29 August 2012

Brains

Lately there has been a problem with my brains. They are not firing on all cylinders. Or some other metaphor for things working slightly off-kilter.

In general, I'm a lazy person. By that, I mean that I am not likely to shower or dress unless I have to. Unless I am going to work, and even then, I may wear dirty pants. I like my personal space. I sit and listen to music and read or write most days. When I'm not writing or reading I'm watching Jessica Fletcher kick crime's ass.

She'll kick your ass so hard you'll thank her.
Lately though, I've been so unmotivated that I'm starting to call it a block. A strange success block. Like I'm afraid of it.

I mentioned in Friday's post that I was looking for an agent. For the novel I wrote. And I sent to 12 agents in a burst of magnificent energy three weeks ago. It was beautiful, hopeful, I wrote a query letter and sent it. I got 4 rejections and the rest are ? for now.

Then I turned off.

I do this with submitting poetry. When asked about it I say things like 'I hate the game of it' or 'It's just so heartbreaking' and it is true that the game is sort stupid and I do find it soul-crushing/saddening.

But that is no excuse for not allowing myself to become the great American writer I know that I am.

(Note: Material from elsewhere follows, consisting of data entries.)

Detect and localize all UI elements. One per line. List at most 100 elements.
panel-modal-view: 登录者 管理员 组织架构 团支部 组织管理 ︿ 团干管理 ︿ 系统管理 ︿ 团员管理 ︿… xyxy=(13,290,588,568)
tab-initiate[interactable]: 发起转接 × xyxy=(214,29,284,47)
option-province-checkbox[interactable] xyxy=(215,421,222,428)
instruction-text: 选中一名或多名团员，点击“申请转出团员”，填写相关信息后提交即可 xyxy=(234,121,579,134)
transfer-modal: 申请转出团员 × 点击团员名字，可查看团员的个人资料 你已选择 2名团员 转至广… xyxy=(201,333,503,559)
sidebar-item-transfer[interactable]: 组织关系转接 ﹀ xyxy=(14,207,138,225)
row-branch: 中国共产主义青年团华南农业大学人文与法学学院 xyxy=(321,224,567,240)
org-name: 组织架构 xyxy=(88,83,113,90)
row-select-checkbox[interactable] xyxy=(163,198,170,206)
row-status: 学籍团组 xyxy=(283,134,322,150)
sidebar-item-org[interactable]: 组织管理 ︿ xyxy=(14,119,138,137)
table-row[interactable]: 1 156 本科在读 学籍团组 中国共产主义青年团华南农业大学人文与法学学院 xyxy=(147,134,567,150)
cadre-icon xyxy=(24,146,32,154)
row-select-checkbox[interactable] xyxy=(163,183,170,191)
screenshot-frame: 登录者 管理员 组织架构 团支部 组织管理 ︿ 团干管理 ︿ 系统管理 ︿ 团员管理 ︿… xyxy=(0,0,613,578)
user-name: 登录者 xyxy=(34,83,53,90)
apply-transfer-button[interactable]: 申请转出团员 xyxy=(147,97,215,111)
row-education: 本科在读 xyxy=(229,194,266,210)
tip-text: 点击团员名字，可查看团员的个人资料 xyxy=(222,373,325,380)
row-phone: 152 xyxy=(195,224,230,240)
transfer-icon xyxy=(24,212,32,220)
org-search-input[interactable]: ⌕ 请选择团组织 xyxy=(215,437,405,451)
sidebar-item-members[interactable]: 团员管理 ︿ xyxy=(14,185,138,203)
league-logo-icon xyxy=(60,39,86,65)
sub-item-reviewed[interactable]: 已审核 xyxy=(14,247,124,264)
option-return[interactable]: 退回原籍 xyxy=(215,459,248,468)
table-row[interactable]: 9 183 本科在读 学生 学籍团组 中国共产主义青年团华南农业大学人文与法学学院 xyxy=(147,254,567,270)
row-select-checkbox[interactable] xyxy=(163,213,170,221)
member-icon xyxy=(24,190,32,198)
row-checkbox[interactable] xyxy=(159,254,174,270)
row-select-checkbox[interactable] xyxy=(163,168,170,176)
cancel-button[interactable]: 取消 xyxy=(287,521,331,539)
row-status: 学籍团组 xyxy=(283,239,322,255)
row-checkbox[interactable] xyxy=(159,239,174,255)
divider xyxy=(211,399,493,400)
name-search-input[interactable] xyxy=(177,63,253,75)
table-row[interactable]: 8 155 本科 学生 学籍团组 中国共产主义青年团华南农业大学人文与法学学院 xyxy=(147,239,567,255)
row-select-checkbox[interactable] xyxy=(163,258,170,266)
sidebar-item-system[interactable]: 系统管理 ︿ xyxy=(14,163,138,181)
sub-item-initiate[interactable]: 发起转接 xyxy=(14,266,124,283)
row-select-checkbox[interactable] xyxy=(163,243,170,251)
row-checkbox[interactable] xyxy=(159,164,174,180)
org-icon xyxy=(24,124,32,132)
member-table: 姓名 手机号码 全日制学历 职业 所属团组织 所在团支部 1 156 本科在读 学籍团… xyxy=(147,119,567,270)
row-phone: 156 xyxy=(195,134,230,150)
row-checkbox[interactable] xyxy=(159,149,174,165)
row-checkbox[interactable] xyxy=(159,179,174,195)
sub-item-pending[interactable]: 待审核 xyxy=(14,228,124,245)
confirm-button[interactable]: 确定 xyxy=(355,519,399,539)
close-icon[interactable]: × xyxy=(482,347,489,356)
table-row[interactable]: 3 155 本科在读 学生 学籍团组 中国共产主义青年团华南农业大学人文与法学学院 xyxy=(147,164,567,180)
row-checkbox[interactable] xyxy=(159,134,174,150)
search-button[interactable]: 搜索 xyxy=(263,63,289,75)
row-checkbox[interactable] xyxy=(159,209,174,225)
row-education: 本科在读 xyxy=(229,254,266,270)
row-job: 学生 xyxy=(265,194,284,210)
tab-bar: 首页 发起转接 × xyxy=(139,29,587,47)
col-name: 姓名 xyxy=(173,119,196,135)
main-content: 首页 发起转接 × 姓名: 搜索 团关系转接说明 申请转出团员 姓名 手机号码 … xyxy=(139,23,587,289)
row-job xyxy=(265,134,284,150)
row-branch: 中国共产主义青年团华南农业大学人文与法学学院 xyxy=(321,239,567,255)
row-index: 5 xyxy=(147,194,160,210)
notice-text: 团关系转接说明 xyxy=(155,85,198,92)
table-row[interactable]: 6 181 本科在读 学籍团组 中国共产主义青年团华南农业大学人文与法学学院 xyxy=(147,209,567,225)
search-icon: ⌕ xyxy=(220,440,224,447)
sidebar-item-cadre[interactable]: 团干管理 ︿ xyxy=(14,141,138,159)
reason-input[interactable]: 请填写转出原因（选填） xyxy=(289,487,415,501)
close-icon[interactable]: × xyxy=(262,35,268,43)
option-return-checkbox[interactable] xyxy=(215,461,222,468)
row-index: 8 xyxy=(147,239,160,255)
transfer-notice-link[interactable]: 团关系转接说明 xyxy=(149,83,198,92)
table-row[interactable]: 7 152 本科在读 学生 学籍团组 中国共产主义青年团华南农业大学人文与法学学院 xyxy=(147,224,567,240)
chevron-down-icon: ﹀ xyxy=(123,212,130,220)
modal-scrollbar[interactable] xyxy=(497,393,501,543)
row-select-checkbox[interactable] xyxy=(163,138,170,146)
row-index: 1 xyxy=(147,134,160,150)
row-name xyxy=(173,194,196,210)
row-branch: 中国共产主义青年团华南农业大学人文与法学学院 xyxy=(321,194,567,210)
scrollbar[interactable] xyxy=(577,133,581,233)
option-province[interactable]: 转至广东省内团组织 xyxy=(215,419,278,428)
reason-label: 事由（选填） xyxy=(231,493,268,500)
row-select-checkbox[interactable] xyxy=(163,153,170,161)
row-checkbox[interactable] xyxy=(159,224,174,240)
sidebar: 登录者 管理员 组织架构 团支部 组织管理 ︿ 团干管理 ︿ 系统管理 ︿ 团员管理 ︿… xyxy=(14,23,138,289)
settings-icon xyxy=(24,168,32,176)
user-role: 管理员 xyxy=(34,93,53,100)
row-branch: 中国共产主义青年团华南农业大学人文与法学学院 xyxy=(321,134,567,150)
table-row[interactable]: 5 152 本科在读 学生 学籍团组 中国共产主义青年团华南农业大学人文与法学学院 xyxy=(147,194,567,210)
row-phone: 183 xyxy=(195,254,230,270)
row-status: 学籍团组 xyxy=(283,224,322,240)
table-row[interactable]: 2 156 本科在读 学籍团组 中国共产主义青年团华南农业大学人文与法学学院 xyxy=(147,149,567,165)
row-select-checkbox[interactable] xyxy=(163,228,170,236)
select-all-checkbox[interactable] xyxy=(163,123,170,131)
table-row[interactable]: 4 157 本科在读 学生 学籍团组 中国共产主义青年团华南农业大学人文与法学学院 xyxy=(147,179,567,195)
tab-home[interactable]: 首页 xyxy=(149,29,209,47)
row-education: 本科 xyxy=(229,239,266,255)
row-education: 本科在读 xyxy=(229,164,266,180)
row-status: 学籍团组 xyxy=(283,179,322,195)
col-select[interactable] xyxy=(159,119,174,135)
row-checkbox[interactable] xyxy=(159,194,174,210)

But I cannot seem to reignite the fire that I had when I was 22. When I was sending poems out all the time, by mail. Collecting a stack of rejections that I treasured with the utmost sincerity. They were markers on the road to something.

Today I cannot tell you where those letters are. The beautiful one Brenda Shaughnessy wrote me from Tin House. The terrible slip of laminated paper from Poetry. All gone.

What happened? When did I become someone less interested in this supposed writing career that I ran away from home at 18 to go get? Am I in danger of being one of those people who 'used to write'?

I hate rhetorical questions. That creepy hook of a ? hanging there on the car door of a sentence just inches from the young co-ed that is my thought process.

But that process has vanished for me. Right now I have a finished novel and hundreds of poems just taking up hard drive space and instead of sending to magazines or fighting for something more than the 100 or so page views a day I get here. I am thinking about a plan B.

And it isn't even because I don't have faith in the work.

Your poems are ho shit.
I love my poems. When they are good they will kick your poems asses and then tell them that they liked it. They pity da fool that is your iamb or whatever stupid shit you're working on these days because frankly they are just too damn good to care.

I just don't appear to have the ability to kick my own ass. So I need to figure that out. Suggestions?

1 comment:

  1. Anonymous29/8/12 11:40

    You're hilarious! With the Mr. T thing, that is.

    Your problem is real. The first thing that comes to mind to suggest is to look out into the submission world again. Try NewPages.com They keep not only an inventory of places to send to as well as reviews on said places but also keep a frequently updated calls for submissions.

    More than anything, keep at it. It occurred to me the other day that a successful life in poetry will mean still sending submissions out thirty years from now. The point being: there's got to be a way to reconcile one's self to the process over time.